Absolutely none of those can be measured (hence intangible) which is why they are a hard sell

1 comments

> Absolutely none of those can be measured

They can be estimated (with a wild range) and that's still useful: If that impact is clearly in the noise, drop it. If that impact is clearly huuuge then set up some ongoing measurements and get started step-wise and demonstrate results. If you think you need to rebuild the whole thing before seeing any results, you see the world in a way that won't happen (except if your business is not delivering solutions but is selling solutions - in which case carry on). That doesn't mean the ground idea is incorrect.

Can you demonstrate, or show how that would work (serious question)
Sure. Let's take that idea:

> reduce vectors for bugs (which are always based on misunderstandings)

Is that really impossible to measure? (For cheap that is. Cheap measure, cheap estimate, cheap confidence). Is that really impossible to monitor?

Grab a random sample of 100 fixed bugs in the past 2 years. Go through them one by one. How many do you really seriously think would have been avoided? If it's not much more work, give it some weighting on confidence and impact or something. For how much addl work? Once you notice what you could count, restart from the top (re-randomize?) - it's only 100 bugs. Is it really 100%, or is it now that are looking at the data more like 10% at best? Was it really impossible to get data?

Now that you have an estimate, write it up and circulate it - It's risky: you could be volunteered to fix the problem and maybe you don't want that.

Would it really be impossible to monitor over the next year? (Still cheap data, cheap results - except if you really estimated 100% because now you were able to get real budget - even if too small - to attack it.)
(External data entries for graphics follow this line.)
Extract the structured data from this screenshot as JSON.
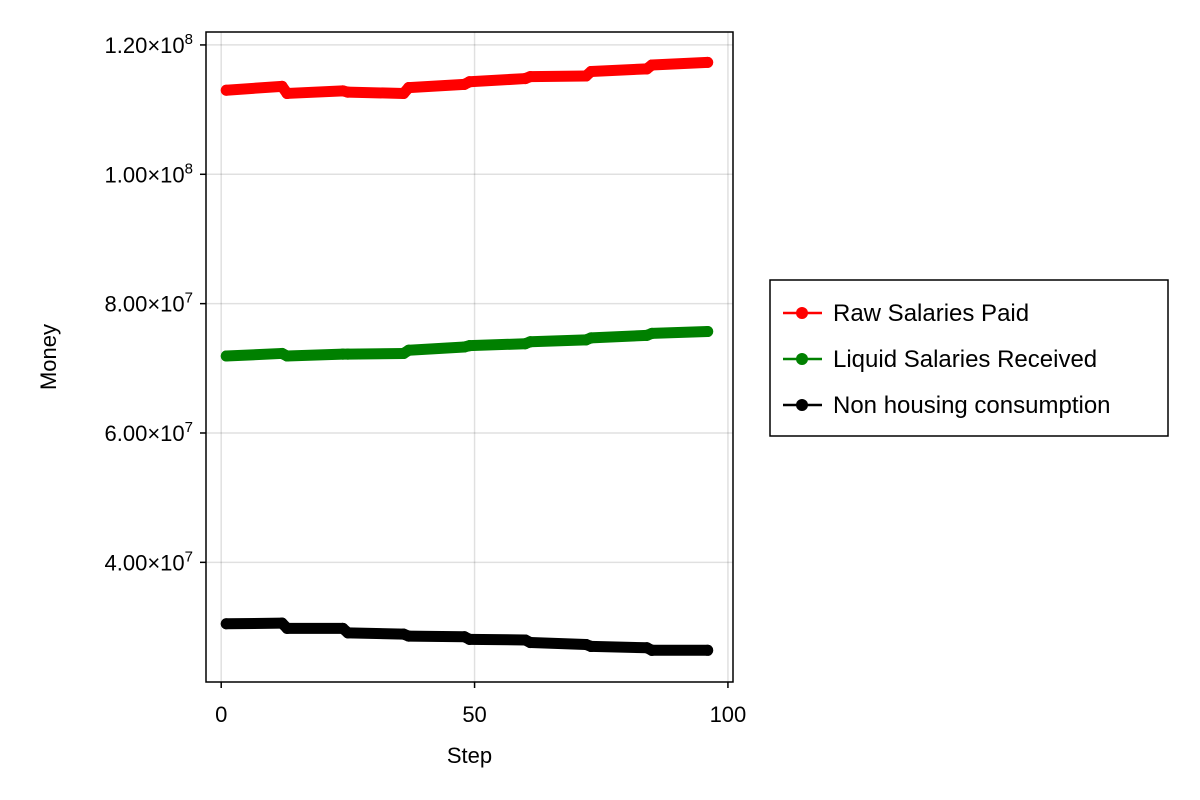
{
  "chart_data": {
    "type": "scatter",
    "title": "",
    "xlabel": "Step",
    "ylabel": "Money",
    "xlim": [
      -3,
      101
    ],
    "ylim": [
      21500000,
      122000000
    ],
    "xticks": [
      0,
      50,
      100
    ],
    "xtick_labels": [
      "0",
      "50",
      "100"
    ],
    "yticks": [
      40000000,
      60000000,
      80000000,
      100000000,
      120000000
    ],
    "ytick_labels": [
      {
        "mant": "4.00×10",
        "exp": "7"
      },
      {
        "mant": "6.00×10",
        "exp": "7"
      },
      {
        "mant": "8.00×10",
        "exp": "7"
      },
      {
        "mant": "1.00×10",
        "exp": "8"
      },
      {
        "mant": "1.20×10",
        "exp": "8"
      }
    ],
    "grid": true,
    "legend_position": "right",
    "x": [
      1,
      12,
      13,
      24,
      25,
      36,
      37,
      48,
      49,
      60,
      61,
      72,
      73,
      84,
      85,
      96
    ],
    "series": [
      {
        "name": "Raw Salaries Paid",
        "color": "#ff0000",
        "values": [
          113000000,
          113600000,
          112500000,
          112900000,
          112700000,
          112500000,
          113400000,
          113900000,
          114300000,
          114800000,
          115100000,
          115200000,
          115900000,
          116300000,
          116900000,
          117300000
        ]
      },
      {
        "name": "Liquid Salaries Received",
        "color": "#008000",
        "values": [
          71900000,
          72300000,
          71900000,
          72200000,
          72200000,
          72300000,
          72800000,
          73300000,
          73500000,
          73800000,
          74100000,
          74400000,
          74700000,
          75100000,
          75400000,
          75700000
        ]
      },
      {
        "name": "Non housing consumption",
        "color": "#000000",
        "values": [
          30500000,
          30600000,
          29800000,
          29800000,
          29100000,
          28900000,
          28600000,
          28500000,
          28100000,
          28000000,
          27600000,
          27300000,
          27000000,
          26800000,
          26400000,
          26400000
        ]
      }
    ]
  }
}
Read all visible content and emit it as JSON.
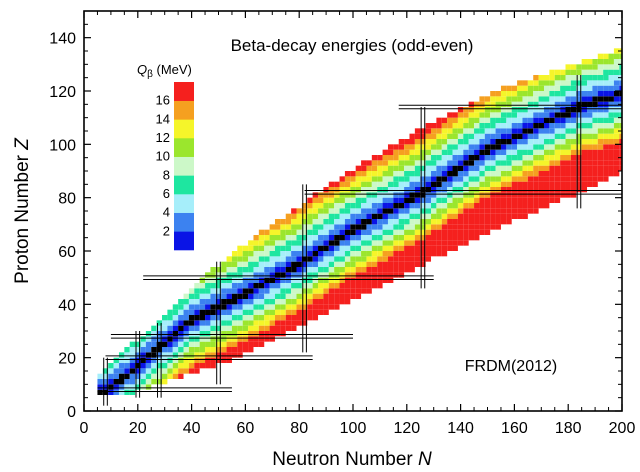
{
  "chart_data": {
    "type": "heatmap",
    "title": "Beta-decay energies (odd-even)",
    "xlabel": "Neutron Number",
    "xlabel_symbol": "N",
    "ylabel": "Proton Number",
    "ylabel_symbol": "Z",
    "xlim": [
      0,
      200
    ],
    "ylim": [
      0,
      150
    ],
    "xticks": [
      0,
      20,
      40,
      60,
      80,
      100,
      120,
      140,
      160,
      180,
      200
    ],
    "yticks": [
      0,
      20,
      40,
      60,
      80,
      100,
      120,
      140
    ],
    "annotation": "FRDM(2012)",
    "colorbar": {
      "label_symbol": "Q",
      "label_subscript": "β",
      "label_unit": " (MeV)",
      "ticks": [
        2,
        4,
        6,
        8,
        10,
        12,
        14,
        16
      ],
      "colors": [
        "#0a14e6",
        "#3c82f0",
        "#a6eefa",
        "#1ee6a0",
        "#ccf8c8",
        "#9be62d",
        "#f5f52a",
        "#f5a020",
        "#f5201e"
      ]
    },
    "magic_numbers": {
      "N": [
        8,
        20,
        28,
        50,
        82,
        126,
        184
      ],
      "Z": [
        8,
        20,
        28,
        50,
        82,
        114
      ]
    },
    "magic_line_ranges": {
      "N": [
        [
          2,
          20
        ],
        [
          5,
          30
        ],
        [
          5,
          33
        ],
        [
          10,
          56
        ],
        [
          22,
          85
        ],
        [
          46,
          114
        ],
        [
          76,
          126
        ]
      ],
      "Z": [
        [
          5,
          55
        ],
        [
          8,
          85
        ],
        [
          10,
          100
        ],
        [
          22,
          130
        ],
        [
          82,
          200
        ],
        [
          117,
          200
        ]
      ]
    },
    "stability_line_points": {
      "N": [
        8,
        20,
        40,
        60,
        80,
        100,
        126,
        150,
        184,
        200
      ],
      "Z": [
        7,
        17,
        34,
        44,
        55,
        68,
        82,
        98,
        114,
        119
      ]
    },
    "band_edges_neutron_rich": {
      "N": [
        8,
        20,
        40,
        60,
        80,
        100,
        130,
        160,
        200
      ],
      "Z": [
        7,
        8,
        15,
        22,
        32,
        42,
        58,
        72,
        90
      ]
    },
    "band_edges_proton_rich": {
      "N": [
        6,
        20,
        40,
        60,
        80,
        100,
        130,
        160,
        200
      ],
      "Z": [
        14,
        26,
        46,
        62,
        76,
        90,
        108,
        122,
        135
      ]
    }
  }
}
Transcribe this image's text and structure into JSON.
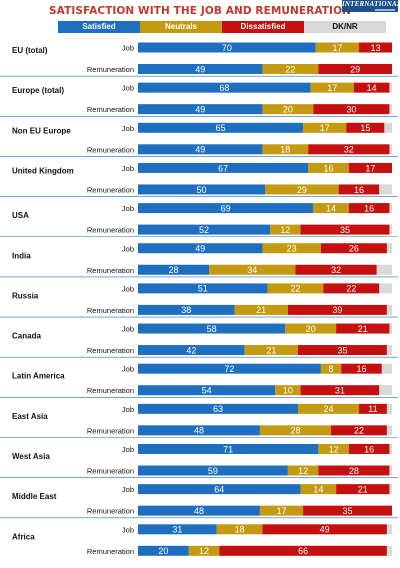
{
  "title": "SATISFACTION WITH THE JOB AND REMUNERATION",
  "logo_text": "INTERNATIONAL",
  "colors": {
    "satisfied": "#1f6fc1",
    "neutrals": "#c49a12",
    "dissatisfied": "#c4100f",
    "dk_nr": "#d9d9d9",
    "title": "#c0392b",
    "separator": "#1f6fc1"
  },
  "legend": [
    {
      "key": "satisfied",
      "label": "Satisfied"
    },
    {
      "key": "neutrals",
      "label": "Neutrals"
    },
    {
      "key": "dissatisfied",
      "label": "Dissatisfied"
    },
    {
      "key": "dk_nr",
      "label": "DK/NR"
    }
  ],
  "chart_data": {
    "type": "bar",
    "orientation": "horizontal",
    "stacked": true,
    "title": "SATISFACTION WITH THE JOB AND REMUNERATION",
    "xlim": [
      0,
      100
    ],
    "series_names": [
      "Satisfied",
      "Neutrals",
      "Dissatisfied",
      "DK/NR"
    ],
    "groups": [
      {
        "region": "EU (total)",
        "rows": [
          {
            "label": "Job",
            "values": [
              70,
              17,
              13,
              0
            ]
          },
          {
            "label": "Remuneration",
            "values": [
              49,
              22,
              29,
              0
            ]
          }
        ]
      },
      {
        "region": "Europe (total)",
        "rows": [
          {
            "label": "Job",
            "values": [
              68,
              17,
              14,
              1
            ]
          },
          {
            "label": "Remuneration",
            "values": [
              49,
              20,
              30,
              1
            ]
          }
        ]
      },
      {
        "region": "Non EU Europe",
        "rows": [
          {
            "label": "Job",
            "values": [
              65,
              17,
              15,
              3
            ]
          },
          {
            "label": "Remuneration",
            "values": [
              49,
              18,
              32,
              1
            ]
          }
        ]
      },
      {
        "region": "United Kingdom",
        "rows": [
          {
            "label": "Job",
            "values": [
              67,
              16,
              17,
              0
            ]
          },
          {
            "label": "Remuneration",
            "values": [
              50,
              29,
              16,
              5
            ]
          }
        ]
      },
      {
        "region": "USA",
        "rows": [
          {
            "label": "Job",
            "values": [
              69,
              14,
              16,
              1
            ]
          },
          {
            "label": "Remuneration",
            "values": [
              52,
              12,
              35,
              1
            ]
          }
        ]
      },
      {
        "region": "India",
        "rows": [
          {
            "label": "Job",
            "values": [
              49,
              23,
              26,
              2
            ]
          },
          {
            "label": "Remuneration",
            "values": [
              28,
              34,
              32,
              6
            ]
          }
        ]
      },
      {
        "region": "Russia",
        "rows": [
          {
            "label": "Job",
            "values": [
              51,
              22,
              22,
              5
            ]
          },
          {
            "label": "Remuneration",
            "values": [
              38,
              21,
              39,
              2
            ]
          }
        ]
      },
      {
        "region": "Canada",
        "rows": [
          {
            "label": "Job",
            "values": [
              58,
              20,
              21,
              1
            ]
          },
          {
            "label": "Remuneration",
            "values": [
              42,
              21,
              35,
              2
            ]
          }
        ]
      },
      {
        "region": "Latin America",
        "rows": [
          {
            "label": "Job",
            "values": [
              72,
              8,
              16,
              4
            ]
          },
          {
            "label": "Remuneration",
            "values": [
              54,
              10,
              31,
              5
            ]
          }
        ]
      },
      {
        "region": "East Asia",
        "rows": [
          {
            "label": "Job",
            "values": [
              63,
              24,
              11,
              2
            ]
          },
          {
            "label": "Remuneration",
            "values": [
              48,
              28,
              22,
              2
            ]
          }
        ]
      },
      {
        "region": "West Asia",
        "rows": [
          {
            "label": "Job",
            "values": [
              71,
              12,
              16,
              1
            ]
          },
          {
            "label": "Remuneration",
            "values": [
              59,
              12,
              28,
              1
            ]
          }
        ]
      },
      {
        "region": "Middle East",
        "rows": [
          {
            "label": "Job",
            "values": [
              64,
              14,
              21,
              1
            ]
          },
          {
            "label": "Remuneration",
            "values": [
              48,
              17,
              35,
              0
            ]
          }
        ]
      },
      {
        "region": "Africa",
        "rows": [
          {
            "label": "Job",
            "values": [
              31,
              18,
              49,
              2
            ]
          },
          {
            "label": "Remuneration",
            "values": [
              20,
              12,
              66,
              2
            ]
          }
        ]
      }
    ]
  }
}
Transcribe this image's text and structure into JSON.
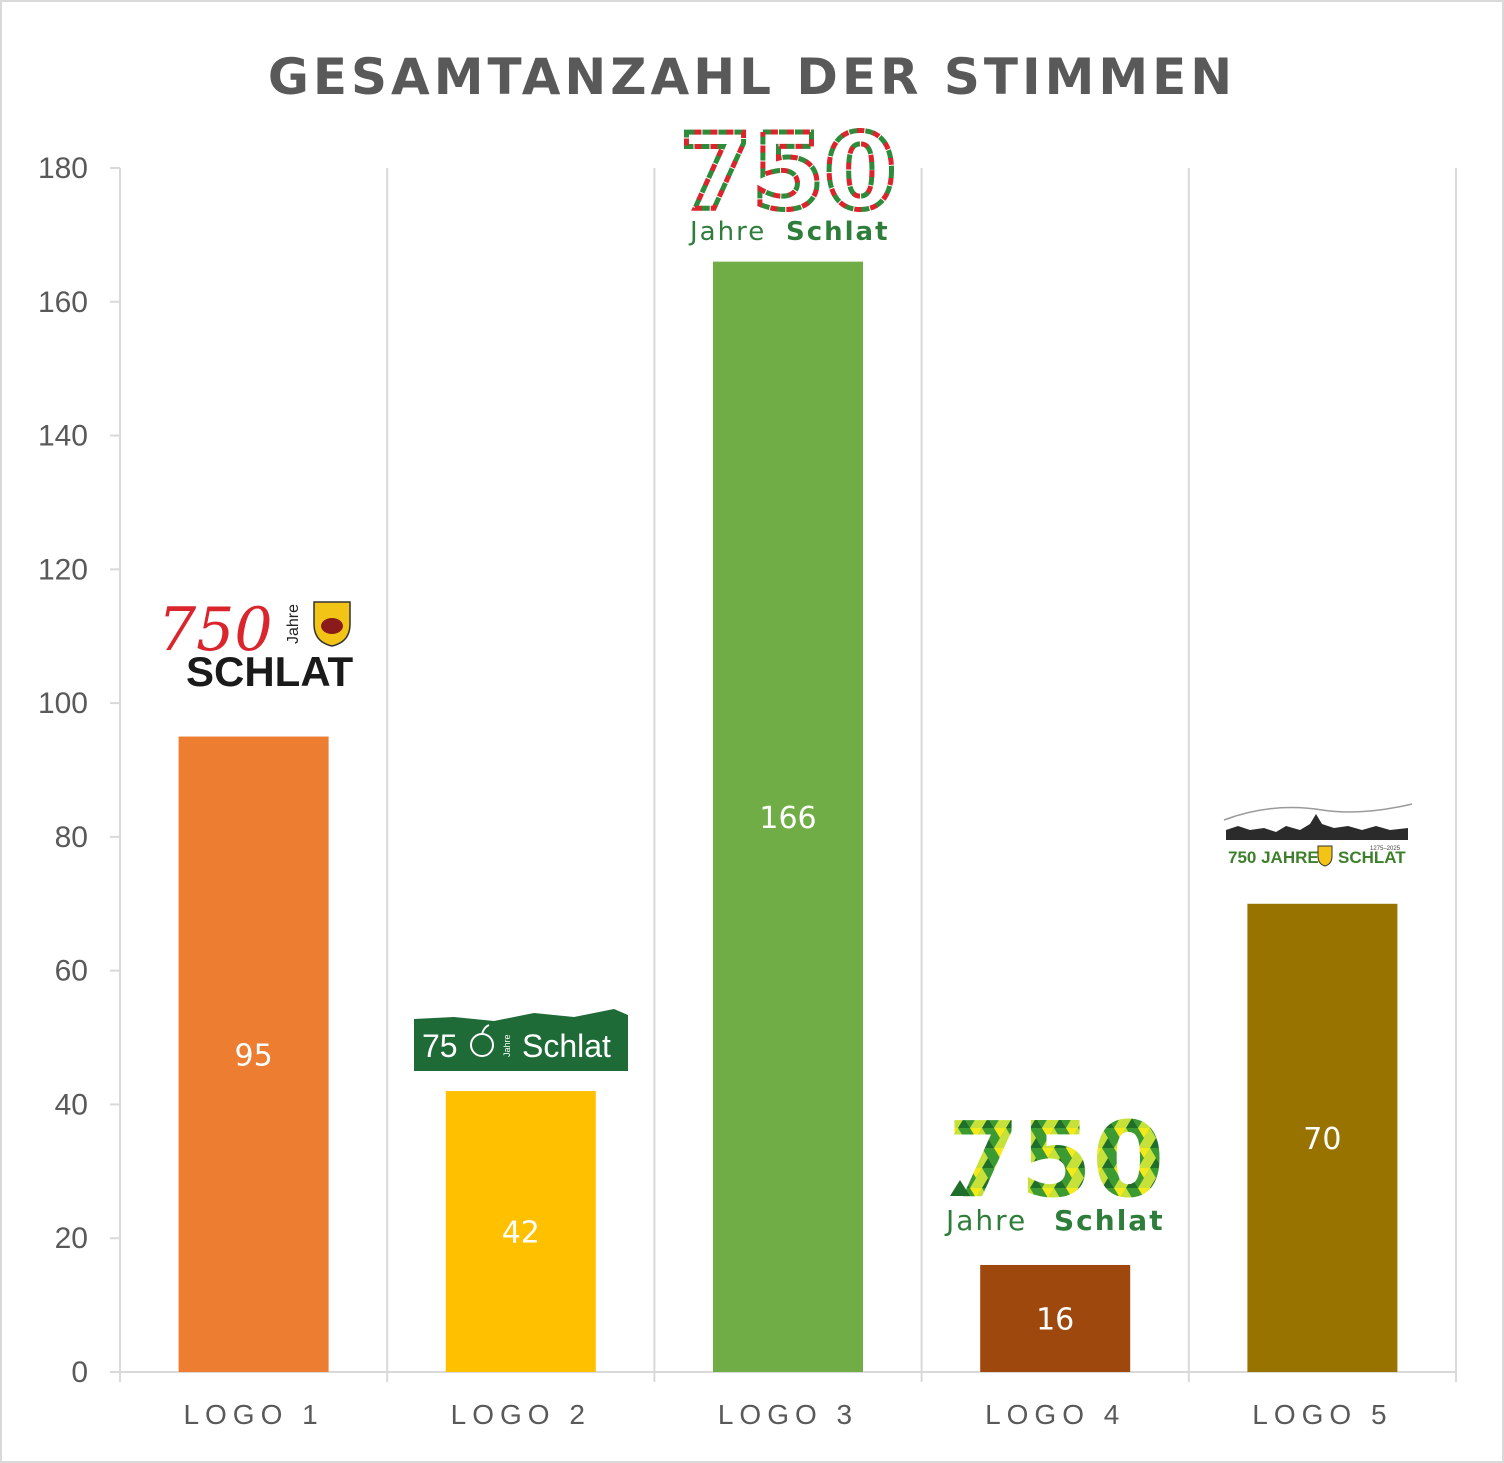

Estimates, targets, budgets, deadlines are all different concepts. A fraught but carefully worked up estimate is rarely impossible.

Entire businesses get founded and funded on "impossible" estimates.

Ah, I think that I get that, thanks.

Although to be clear, the estimates will "this is where we think that we will be saving money"

followed by a review (in 12 months time) that will be "this is what we think is the result, but it will include improvements from other vectors, such as better communication from business"

Sure. This is rough engineering. If you identify a plausible significant cause, and you attack that, and you get useful improvement, people are not too likely to be overly concerned that there was some confounding factor in the improvement. If there is any excess, it's likely to be in the other direction: deciding that the likely improvement is not worth it. Engineers hate that kind of decision.
We're really still no better off than where we started at - it cannot be measured, it has to be estimated, the estimates are only able to be validated after some time period has elapsed (1 - 5 years) and the confounding factors cannot be discounted.

I'm not arguing that we shouldn't I'm arguing that the business cannot put a number on it that it can rely on. That's fine if the budget is available, but if there's no budget, almost always for reasons beyond the engineer's responsibility (VC money, market resizing, etc) then you're really struggling to be able to justify it.